The Reserve Bank delivered a 25 basis point increase to the official cash rate on Tuesday.
WATCH THE VIDEO ABOVE: After four months on hold, the Reserve Bank has lifted the official interest rate.
The hike was the 13th in the last 18 months and took the official cash rate to 4.35 per cent, as the RBA looks to put a lid on inflation.
It means the average borrower with a $500,000 loan and 25 years remaining will see their monthly repayments increase by about $76.
NAB was the first of the big four banks on Wednesday to announce it was increasing its standard variable home loan interest rate by 0.25 per cent per annum. The increase is effective from November 17.
“While most of our customers are in good shape, there may be some people who are more concerned about the first rate rise since mid-year which is why it’s crucial to reach out to your bank as soon as you can. We’re here to help,” NAB group executive for personal banking Rachel Slade said.
Westpac and ANZ followed suit Wednesday afternoon, passing on the RBA hike in full from November 21.
“We know people are feeling the impact of the higher cost of living and adjusting their spending to manage their household budget,” Westpac chief executive of consumer banking Jason Yetton said.
“While customers are cutting back in response to rising expenses, our overall hardship numbers remain low and more than 70 per cent of customers are ahead on their mortgage repayments.
Commonwealth Bank of Australia was the last of the big four to increase its interest rates for variable home loans.
The 0.25 percentage point increase follows a four-month hold on rates at 4.1 per cent, with the RBA moving to the sidelines to observe the impact of its aggressive tightening cycle that started last year.
Data released over the past month pointed to uncomfortably persistent price pressures that cast doubt over the central bank’s late 2025 timeline for bringing inflation back to target.

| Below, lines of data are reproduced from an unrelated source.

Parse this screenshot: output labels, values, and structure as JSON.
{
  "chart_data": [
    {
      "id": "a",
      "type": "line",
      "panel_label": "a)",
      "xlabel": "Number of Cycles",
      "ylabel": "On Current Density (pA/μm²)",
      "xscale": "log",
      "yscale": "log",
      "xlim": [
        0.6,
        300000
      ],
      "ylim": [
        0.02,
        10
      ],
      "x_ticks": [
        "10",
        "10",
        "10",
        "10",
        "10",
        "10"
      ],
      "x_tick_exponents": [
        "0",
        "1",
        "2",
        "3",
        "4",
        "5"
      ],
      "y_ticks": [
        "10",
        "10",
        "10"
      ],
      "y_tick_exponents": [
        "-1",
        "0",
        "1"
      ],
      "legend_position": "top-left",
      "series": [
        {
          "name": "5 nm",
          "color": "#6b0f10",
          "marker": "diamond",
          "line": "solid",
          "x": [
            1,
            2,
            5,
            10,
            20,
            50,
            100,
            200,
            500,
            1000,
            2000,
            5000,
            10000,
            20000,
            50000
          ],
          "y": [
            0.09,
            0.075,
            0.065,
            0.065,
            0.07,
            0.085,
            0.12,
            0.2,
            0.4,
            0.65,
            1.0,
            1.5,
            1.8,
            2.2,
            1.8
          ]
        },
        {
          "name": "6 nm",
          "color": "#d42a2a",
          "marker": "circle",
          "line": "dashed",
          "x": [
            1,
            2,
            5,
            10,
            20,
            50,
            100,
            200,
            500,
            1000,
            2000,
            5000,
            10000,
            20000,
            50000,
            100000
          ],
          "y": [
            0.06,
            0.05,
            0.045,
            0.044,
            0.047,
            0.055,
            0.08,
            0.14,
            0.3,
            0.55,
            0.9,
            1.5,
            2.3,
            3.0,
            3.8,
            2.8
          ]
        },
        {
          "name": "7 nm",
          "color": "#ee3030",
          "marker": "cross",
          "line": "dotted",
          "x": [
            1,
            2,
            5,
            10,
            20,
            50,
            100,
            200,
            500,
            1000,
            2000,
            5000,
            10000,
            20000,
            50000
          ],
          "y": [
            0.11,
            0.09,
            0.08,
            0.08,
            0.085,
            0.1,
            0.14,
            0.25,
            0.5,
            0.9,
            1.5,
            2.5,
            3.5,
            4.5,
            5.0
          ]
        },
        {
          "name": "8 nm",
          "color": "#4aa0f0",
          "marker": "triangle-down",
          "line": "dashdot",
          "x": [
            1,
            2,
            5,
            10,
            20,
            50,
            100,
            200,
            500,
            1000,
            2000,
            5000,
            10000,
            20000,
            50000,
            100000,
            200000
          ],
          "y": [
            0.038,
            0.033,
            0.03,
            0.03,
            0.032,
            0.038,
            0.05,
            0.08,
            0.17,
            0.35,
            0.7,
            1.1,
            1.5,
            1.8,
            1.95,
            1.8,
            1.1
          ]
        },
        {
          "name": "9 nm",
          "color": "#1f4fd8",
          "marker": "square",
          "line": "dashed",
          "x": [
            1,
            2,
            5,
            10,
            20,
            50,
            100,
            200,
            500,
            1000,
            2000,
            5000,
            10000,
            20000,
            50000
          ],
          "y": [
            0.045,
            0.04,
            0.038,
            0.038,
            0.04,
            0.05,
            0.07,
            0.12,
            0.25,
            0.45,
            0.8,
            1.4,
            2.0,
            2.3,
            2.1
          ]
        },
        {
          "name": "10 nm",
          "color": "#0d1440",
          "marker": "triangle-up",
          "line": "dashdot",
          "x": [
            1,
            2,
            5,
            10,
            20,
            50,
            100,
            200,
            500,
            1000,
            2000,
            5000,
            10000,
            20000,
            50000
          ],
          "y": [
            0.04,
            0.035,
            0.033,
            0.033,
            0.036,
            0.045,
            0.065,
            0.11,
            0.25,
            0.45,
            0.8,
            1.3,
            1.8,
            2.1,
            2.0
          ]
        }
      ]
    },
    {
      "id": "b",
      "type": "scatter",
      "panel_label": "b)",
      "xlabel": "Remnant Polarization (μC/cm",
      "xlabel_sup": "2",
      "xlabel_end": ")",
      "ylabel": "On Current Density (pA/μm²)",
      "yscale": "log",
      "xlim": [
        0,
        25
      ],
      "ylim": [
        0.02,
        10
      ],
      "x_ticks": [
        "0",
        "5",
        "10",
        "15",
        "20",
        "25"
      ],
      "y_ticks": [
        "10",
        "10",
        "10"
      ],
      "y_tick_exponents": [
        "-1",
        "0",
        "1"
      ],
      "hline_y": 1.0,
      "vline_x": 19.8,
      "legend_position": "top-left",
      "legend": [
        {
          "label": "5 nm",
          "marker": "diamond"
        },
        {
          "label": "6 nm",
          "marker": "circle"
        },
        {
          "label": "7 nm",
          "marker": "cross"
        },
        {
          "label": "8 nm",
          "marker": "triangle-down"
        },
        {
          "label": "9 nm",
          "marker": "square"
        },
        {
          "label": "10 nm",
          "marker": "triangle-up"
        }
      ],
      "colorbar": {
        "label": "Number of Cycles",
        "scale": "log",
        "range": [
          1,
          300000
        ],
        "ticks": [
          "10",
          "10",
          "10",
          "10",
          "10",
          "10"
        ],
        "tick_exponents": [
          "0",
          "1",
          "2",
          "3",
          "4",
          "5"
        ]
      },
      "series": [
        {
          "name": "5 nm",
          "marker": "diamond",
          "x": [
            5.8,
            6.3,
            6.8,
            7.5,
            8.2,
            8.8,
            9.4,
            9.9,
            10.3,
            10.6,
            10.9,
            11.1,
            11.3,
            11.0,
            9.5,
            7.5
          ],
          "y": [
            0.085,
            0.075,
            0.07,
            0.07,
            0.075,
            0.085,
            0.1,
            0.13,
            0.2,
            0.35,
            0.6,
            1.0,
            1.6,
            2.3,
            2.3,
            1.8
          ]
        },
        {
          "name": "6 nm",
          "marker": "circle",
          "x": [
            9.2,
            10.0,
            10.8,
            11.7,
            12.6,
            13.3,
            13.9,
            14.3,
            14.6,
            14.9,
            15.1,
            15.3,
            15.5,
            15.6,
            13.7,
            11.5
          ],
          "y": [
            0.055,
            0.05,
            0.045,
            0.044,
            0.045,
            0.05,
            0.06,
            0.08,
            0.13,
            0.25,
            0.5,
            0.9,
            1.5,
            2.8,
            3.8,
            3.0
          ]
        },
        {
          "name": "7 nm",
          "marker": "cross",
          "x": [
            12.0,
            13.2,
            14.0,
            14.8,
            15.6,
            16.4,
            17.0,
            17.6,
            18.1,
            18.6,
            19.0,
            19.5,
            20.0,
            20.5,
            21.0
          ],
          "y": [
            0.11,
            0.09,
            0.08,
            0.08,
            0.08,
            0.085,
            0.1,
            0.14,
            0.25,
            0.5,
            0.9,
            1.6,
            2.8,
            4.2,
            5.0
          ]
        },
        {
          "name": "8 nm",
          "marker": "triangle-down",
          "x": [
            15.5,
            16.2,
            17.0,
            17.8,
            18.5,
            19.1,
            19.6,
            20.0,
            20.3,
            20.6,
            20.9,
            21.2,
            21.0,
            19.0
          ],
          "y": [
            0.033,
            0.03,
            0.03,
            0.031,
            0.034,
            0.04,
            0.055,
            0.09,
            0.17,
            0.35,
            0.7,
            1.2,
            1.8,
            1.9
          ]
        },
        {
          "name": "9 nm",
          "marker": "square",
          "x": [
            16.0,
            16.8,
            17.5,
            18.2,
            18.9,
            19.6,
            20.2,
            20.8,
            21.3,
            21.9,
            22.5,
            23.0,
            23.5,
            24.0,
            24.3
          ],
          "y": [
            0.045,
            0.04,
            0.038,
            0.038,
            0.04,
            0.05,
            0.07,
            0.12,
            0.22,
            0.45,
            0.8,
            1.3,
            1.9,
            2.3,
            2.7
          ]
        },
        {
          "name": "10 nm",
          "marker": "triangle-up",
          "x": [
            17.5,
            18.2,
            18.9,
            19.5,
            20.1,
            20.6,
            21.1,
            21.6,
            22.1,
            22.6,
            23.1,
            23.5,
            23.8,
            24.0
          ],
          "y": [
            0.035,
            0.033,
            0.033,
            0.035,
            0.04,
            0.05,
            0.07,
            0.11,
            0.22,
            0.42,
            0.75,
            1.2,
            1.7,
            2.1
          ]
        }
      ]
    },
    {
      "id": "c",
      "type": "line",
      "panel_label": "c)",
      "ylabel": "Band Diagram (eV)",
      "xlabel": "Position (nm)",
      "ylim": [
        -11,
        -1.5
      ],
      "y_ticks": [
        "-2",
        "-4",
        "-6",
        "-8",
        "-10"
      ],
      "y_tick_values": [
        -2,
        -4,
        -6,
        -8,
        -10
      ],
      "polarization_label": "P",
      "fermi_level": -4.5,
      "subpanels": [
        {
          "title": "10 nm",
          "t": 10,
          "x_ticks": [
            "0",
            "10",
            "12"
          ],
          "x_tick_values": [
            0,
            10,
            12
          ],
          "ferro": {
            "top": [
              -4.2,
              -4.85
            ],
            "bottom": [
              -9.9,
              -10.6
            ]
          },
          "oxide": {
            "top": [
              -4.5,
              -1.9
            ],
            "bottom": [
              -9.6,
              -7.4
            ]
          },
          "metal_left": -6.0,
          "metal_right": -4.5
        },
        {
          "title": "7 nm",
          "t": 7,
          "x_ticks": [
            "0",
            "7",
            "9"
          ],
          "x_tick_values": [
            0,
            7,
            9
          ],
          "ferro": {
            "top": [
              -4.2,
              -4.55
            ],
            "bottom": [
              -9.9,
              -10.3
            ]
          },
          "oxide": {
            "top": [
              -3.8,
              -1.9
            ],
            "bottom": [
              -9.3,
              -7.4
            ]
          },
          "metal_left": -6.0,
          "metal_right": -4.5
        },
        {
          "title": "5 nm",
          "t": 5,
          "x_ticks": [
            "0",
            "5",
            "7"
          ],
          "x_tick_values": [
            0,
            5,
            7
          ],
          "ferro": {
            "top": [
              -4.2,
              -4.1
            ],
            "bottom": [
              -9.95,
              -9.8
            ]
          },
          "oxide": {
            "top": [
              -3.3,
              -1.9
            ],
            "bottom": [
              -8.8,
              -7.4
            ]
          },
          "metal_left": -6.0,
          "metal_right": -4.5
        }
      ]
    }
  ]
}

In a post-meeting statement, RBA governor Michele Bullock said inflation had passed its peak but was still too high and proving more persistent than expected a few months ago.
Assistant Treasurer Stephen Jones said the government was exercising fiscal restraint in order to ensure inflation does not head north.
“We’re delivering, ensuring that as new revenue comes in that it’s banked and goes towards paying down the previous government’s debt and bringing down the deficit, fiscally responsible, not doing the cash handout thing,” he told Sky News.
“We’re doing what we can to ensure targeted cost of living relief, which is actually helping to bring inflation down.”
Opposition finance spokeswoman Jane Hume said the federal government was not doing enough and leaving it up to the RBA to do the heavy lifting.
“There has been so much money that has left the building without reference to a budget or without reference to a business case – that’s the extra spending that is potentially fuelling the fires of inflation,” she said.